Die deutschen Bischöfe versuchen im Moment alles, die Debatte um den Zölibat nicht ausufern zu lassen. Die wachsenden Zweifel im Kirchenvolk an der Verpflichtung der Weltpriester zur ehelosen Lebensform zum Papst zu tragen, wie es etwa die Schweizer Oberhirten vorhaben, ist für sie unvorstellbar. Vorrangig ist für sie, dem päpstlichen Aufruf zu folgen und bei Fällen von sexuellem Missbrauch eng mit der staatlichen Justiz zusammenzuarbeiten sowie die kirchenrechtlichen Normen kontinuierlich zu überarbeiten.

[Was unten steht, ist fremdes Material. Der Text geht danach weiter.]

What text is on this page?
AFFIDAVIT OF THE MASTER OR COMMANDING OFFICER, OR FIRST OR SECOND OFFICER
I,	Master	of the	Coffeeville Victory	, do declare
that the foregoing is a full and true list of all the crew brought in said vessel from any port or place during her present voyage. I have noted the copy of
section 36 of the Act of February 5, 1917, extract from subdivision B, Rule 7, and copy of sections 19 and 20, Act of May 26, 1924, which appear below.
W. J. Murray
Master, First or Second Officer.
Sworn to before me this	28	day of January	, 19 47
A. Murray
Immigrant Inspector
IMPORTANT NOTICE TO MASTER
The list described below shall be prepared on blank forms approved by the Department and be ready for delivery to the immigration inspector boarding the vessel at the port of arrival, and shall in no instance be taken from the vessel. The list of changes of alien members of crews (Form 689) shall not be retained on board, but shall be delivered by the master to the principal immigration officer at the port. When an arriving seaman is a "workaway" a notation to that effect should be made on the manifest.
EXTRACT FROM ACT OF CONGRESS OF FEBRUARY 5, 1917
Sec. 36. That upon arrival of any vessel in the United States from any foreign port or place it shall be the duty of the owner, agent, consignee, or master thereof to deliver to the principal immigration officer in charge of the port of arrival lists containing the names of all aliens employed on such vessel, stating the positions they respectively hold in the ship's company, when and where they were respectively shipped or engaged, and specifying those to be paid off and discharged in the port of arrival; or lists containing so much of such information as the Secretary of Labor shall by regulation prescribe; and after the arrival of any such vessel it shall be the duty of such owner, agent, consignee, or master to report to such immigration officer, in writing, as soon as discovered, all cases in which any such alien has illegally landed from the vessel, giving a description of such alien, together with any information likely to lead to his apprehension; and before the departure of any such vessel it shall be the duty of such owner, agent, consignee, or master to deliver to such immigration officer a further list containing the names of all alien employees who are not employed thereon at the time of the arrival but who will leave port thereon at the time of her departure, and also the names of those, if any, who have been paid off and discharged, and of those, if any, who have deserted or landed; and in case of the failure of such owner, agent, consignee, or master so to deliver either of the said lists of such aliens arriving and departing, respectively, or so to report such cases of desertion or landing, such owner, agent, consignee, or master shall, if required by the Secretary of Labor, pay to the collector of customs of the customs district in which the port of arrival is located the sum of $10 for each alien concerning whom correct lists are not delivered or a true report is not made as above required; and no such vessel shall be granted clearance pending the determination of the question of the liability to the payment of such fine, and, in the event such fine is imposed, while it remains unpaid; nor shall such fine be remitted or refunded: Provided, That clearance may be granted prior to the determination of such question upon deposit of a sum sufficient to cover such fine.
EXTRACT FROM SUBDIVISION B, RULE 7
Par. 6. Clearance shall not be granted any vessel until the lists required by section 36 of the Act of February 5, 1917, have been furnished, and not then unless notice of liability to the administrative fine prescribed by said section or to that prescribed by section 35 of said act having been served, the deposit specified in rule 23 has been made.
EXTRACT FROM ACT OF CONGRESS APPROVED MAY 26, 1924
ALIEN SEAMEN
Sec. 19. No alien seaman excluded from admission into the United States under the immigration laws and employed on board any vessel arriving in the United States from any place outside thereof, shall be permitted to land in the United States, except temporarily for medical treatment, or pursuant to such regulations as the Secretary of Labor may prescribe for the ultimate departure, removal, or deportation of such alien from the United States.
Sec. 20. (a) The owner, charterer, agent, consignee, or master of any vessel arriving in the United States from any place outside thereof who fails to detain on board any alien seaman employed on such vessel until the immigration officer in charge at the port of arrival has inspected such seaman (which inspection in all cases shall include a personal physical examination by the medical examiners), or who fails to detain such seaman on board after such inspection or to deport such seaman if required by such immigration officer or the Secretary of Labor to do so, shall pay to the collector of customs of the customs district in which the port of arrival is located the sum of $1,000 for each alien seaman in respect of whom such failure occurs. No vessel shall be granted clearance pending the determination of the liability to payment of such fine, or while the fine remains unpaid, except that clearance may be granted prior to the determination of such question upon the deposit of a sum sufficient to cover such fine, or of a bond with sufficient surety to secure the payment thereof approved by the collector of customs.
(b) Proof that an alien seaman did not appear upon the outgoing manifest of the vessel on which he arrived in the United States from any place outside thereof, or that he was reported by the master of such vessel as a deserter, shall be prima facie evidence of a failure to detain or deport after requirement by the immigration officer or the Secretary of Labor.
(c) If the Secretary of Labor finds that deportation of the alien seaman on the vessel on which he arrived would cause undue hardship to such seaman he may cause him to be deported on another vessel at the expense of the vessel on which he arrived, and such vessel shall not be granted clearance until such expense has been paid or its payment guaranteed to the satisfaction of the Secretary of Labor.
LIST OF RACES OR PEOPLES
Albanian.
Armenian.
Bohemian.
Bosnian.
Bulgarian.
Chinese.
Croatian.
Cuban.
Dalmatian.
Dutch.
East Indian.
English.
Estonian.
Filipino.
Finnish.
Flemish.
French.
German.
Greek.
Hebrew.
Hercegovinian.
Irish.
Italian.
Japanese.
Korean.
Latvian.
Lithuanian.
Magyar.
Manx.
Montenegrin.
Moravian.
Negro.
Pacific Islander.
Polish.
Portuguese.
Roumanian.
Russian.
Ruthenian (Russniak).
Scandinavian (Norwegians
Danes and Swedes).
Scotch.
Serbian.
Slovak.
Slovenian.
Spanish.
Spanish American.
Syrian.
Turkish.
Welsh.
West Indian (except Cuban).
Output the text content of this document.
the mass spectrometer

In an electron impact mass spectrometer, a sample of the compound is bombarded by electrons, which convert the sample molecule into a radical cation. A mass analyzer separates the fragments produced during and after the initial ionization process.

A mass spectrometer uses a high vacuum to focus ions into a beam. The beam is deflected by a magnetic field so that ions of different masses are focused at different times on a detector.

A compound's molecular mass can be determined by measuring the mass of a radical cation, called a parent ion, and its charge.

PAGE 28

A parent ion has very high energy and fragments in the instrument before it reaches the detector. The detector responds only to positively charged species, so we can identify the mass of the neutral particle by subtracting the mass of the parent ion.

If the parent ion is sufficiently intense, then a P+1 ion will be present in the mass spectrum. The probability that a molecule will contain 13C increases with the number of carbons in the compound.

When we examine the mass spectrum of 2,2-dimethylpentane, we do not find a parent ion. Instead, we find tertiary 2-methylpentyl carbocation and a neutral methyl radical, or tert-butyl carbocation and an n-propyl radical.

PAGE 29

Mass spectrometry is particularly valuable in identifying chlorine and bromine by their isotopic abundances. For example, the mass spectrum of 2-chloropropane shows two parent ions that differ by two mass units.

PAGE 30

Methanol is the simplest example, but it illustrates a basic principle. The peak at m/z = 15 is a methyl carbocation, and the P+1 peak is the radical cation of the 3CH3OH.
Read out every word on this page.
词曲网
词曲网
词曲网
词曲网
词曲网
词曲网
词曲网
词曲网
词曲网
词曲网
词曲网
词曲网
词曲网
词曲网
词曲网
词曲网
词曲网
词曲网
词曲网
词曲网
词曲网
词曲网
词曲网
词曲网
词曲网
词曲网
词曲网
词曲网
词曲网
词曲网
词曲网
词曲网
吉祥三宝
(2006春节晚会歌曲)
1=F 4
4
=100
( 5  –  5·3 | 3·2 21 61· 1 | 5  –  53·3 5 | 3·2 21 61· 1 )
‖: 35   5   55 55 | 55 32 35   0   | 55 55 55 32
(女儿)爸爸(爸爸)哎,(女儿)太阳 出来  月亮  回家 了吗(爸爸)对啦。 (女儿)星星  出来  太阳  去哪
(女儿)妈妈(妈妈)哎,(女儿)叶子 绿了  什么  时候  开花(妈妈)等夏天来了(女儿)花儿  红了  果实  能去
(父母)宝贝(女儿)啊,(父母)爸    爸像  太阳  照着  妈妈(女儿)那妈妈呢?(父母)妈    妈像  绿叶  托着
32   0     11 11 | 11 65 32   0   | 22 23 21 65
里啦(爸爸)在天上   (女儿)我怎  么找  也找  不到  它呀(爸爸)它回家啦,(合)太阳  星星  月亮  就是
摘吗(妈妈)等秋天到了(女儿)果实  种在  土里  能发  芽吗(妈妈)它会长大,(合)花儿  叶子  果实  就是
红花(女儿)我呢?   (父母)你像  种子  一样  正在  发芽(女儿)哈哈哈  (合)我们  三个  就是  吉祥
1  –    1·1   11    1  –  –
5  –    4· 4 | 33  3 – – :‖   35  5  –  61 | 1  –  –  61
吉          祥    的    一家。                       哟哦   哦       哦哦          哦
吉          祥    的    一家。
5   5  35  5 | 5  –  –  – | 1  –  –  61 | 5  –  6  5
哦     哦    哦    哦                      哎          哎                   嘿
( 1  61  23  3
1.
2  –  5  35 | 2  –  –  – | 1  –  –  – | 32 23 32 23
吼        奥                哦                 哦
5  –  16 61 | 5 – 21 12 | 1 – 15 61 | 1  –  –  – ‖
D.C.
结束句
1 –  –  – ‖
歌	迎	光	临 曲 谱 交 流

Mit der Forderung nach Aufnahme einer Meldepflicht bei Verdacht auf Missbrauch in die Leitlinien der Deutschen Bischofskonferenz (DBK) haben die bayerischen Oberhirten schon einen Anfang gemacht und den Episkopat in Zugzwang gesetzt. Ihr Vorsitzender, Erzbischof Reinhard Marx, wurde dafür von Bundesjustizministerin Sabine Leutheusser-Schnarrenberger (FDP) gelobt. Der DBK-Vorsitzende Zollitsch hingegen sieht eine Meldepflicht kritisch.

Für die Kirche, darauf wurde vom Kölner Erzbistum hingewiesen, gilt noch ein weiteres, nämlich innerkirchliches Recht, es relativiere das staatliche in keiner Weise und sei ihm auch nicht vorgeordnet. Es lege aber strengere Maßstäbe an als das weltliche Recht. Wegen der Unabhängigkeit von staatlichen Strafverfahren ermögliche es das Kirchenrecht sogar, Taten disziplinarisch zu verfolgen, auch wenn die Staatsanwaltschaft kein Verfahren eröffne oder es einstelle. Dazu komme eine weitere Abweichung vom staatlichen Recht: In Einzelfällen könne sogar die Verjährung ganz ausgesetzt werden, eine kirchliche Strafverfolgung bleibe somit auch noch nach zehn Jahren möglich. Ob die kirchlichen Autoritäten dieses Recht immer ausgeschöpft haben, diese Frage ist auch nach der Diskussion um den Papst-Brief nicht zufriedenstellend beantwortet.